While sitting on your rotating chair do a quick body scan – nobody has to know about it – and it’s quick and effective. Even though it’s not ideal to be in a work environment, it is a start (for optimum results try and do it in a quiet space, where you can disconnect from any distractions, and can make yourself comfortable).
Start by bringing your attention to your left foot. Curl and release your toes. Slowly begin to scan your left leg from your foot to your knee, then to your thigh. This simply means focusing your attention to those parts of your body, and to how they feel (if there is any discomfort, simply acknowledge it and move on from that thought). Reverse this scan, back down from your thigh to your knee, then from your knee to your feet and then curl your toes again.
Now, turn your attention to your right leg.
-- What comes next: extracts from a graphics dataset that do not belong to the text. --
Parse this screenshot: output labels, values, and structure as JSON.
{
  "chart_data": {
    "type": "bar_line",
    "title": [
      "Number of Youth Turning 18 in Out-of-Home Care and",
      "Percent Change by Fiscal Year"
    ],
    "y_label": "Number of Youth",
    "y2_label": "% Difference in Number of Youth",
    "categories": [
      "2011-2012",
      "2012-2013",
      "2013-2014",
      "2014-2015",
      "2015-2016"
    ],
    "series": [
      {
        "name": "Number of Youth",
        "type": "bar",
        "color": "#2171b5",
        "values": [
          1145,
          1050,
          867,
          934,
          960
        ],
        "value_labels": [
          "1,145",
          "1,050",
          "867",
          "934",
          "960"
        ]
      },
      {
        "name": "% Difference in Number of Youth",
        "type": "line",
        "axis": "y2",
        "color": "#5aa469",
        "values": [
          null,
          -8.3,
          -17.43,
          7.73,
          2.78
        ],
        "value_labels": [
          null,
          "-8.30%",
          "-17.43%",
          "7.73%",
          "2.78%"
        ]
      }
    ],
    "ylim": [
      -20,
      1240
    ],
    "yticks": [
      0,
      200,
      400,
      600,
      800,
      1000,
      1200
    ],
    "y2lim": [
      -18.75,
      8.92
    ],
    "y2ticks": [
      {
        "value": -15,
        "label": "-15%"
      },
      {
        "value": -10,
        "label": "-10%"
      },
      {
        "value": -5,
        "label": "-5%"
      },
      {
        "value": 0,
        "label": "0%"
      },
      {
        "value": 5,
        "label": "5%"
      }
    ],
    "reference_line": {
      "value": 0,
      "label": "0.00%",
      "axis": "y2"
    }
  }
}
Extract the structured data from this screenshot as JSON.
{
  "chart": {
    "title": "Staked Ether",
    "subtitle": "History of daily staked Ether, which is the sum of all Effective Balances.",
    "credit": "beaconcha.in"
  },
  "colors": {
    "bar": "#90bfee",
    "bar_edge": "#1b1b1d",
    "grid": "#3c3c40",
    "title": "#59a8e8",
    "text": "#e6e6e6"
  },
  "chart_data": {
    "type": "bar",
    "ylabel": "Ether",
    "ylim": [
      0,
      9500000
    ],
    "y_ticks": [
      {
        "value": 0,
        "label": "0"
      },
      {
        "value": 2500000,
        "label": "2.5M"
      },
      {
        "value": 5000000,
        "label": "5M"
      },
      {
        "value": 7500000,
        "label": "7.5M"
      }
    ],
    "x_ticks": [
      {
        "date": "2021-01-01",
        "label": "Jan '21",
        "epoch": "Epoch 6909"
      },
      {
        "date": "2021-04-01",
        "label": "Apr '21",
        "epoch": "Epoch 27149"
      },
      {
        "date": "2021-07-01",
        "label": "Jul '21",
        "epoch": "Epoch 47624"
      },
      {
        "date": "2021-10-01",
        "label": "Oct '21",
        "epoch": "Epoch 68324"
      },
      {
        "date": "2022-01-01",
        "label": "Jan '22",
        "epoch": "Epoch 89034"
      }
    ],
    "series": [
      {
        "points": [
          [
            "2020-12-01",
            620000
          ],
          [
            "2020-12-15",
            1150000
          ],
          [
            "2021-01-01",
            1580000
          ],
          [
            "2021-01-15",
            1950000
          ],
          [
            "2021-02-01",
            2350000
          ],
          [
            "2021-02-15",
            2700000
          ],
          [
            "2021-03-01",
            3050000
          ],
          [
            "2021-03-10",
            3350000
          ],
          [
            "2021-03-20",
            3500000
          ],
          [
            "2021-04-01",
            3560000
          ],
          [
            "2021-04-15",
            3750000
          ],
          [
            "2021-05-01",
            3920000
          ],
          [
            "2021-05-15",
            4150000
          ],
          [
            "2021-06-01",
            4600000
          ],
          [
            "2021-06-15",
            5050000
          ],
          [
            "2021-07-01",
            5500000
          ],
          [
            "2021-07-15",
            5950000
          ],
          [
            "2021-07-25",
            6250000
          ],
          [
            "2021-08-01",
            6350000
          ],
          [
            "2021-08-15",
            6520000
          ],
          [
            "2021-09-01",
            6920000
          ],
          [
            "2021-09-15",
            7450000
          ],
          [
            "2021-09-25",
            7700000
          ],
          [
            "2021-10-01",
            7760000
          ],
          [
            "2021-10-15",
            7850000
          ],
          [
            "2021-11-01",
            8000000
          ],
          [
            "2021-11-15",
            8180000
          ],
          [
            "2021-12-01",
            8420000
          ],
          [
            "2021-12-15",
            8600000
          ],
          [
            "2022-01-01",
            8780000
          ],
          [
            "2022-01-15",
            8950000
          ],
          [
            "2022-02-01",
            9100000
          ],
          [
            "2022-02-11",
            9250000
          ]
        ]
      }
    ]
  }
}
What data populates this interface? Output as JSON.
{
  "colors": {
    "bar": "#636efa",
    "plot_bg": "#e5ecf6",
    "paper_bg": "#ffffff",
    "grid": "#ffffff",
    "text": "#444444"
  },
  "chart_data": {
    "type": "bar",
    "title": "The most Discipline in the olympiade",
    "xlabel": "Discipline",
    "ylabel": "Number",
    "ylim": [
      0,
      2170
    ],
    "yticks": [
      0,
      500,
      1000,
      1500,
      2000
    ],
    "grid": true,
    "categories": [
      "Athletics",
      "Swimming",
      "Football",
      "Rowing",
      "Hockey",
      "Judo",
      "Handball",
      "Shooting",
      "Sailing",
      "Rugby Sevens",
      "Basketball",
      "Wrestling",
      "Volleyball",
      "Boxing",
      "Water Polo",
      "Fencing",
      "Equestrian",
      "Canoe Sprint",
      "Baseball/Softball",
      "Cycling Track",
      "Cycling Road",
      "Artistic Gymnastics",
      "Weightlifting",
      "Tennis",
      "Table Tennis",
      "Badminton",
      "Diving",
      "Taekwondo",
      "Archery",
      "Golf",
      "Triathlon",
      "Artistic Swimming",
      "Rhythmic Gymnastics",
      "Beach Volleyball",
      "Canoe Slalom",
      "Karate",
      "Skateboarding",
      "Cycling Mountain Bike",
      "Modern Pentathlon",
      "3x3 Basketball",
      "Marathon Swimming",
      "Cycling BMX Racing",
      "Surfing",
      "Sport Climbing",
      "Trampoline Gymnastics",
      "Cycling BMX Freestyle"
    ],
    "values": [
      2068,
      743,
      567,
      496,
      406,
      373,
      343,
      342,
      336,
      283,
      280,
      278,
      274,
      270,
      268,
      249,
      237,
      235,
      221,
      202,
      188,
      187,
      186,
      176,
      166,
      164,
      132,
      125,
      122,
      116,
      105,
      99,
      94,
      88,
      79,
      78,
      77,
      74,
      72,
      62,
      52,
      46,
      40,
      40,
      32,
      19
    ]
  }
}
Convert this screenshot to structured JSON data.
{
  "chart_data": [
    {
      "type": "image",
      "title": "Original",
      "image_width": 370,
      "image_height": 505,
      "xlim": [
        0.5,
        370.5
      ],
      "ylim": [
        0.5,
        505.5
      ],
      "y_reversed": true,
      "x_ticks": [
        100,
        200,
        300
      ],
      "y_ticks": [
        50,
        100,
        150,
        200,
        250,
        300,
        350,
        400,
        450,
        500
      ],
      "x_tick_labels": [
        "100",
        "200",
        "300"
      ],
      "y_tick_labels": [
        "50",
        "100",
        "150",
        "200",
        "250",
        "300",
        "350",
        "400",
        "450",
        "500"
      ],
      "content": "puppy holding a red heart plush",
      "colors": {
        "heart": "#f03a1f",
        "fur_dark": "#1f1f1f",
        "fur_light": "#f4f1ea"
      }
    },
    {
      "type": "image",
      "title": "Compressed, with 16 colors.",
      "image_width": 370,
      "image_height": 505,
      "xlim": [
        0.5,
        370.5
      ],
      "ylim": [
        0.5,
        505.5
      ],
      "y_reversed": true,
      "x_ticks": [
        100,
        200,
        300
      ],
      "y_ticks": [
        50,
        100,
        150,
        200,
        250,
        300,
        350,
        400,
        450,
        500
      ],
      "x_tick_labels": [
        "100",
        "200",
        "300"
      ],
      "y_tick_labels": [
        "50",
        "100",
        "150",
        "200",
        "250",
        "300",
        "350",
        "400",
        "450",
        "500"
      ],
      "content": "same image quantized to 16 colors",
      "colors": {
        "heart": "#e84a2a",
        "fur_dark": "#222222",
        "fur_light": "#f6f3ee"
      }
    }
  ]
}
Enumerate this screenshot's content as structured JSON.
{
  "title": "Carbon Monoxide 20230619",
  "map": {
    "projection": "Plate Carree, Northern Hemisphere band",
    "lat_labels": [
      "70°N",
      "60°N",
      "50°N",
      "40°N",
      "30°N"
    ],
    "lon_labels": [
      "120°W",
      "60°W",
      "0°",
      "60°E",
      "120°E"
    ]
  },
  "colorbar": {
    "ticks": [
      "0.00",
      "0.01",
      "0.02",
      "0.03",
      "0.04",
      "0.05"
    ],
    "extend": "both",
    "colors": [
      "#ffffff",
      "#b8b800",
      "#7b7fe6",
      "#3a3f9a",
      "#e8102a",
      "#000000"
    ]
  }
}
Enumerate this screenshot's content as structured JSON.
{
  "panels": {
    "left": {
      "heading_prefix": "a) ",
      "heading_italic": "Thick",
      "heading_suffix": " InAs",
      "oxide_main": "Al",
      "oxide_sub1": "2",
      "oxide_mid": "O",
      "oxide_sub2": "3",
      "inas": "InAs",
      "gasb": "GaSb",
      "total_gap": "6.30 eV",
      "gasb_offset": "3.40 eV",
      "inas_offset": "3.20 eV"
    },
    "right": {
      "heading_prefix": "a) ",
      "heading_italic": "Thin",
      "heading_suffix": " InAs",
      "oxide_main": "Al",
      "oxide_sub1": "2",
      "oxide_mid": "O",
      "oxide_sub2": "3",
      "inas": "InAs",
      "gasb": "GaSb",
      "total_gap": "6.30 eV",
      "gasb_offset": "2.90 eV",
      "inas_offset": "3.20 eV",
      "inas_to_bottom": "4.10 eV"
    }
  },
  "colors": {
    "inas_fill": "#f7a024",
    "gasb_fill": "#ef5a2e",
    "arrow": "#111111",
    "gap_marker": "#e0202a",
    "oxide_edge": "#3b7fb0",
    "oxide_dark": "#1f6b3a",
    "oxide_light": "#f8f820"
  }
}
Simply repeat the above exercise, reminding yourself to just be, to clock the feelings and sensations (even if they are painful) and to let those thoughts go.
To get the full body scan and take it home with you, go to www.beatinganger.com/body-scan-meditation-free-download which is an exclusive peek at an extract from my new book Mindfulness and the Art of Managing Anger. However, if you are at your rotating chair: slowly bring yourself back to awareness by focusing on your breath. Feel the air filling your lungs on your inhale, notice the gap between your inhale and exhale, and then feel the air over your oesophagus as you exhale.
Take a whirl on that rotating chair of yours and perhaps when you open your eyes you may be able to focus better and the tension that built-up in your body may dissipate.
Anger in the workplace starts with yourself, it isn’t a switch that gets turned on as you enter the office and turned off when you exit. Remember that carrying your anger with you will only make it worse, don’t let it build-up – unpack it. More importantly, unpack it in a clean and healthy way.
Even though these concepts may seem ‘far away’ and unrealistic to incorporate into your life, the only way to make a change in your behavior is to be the change.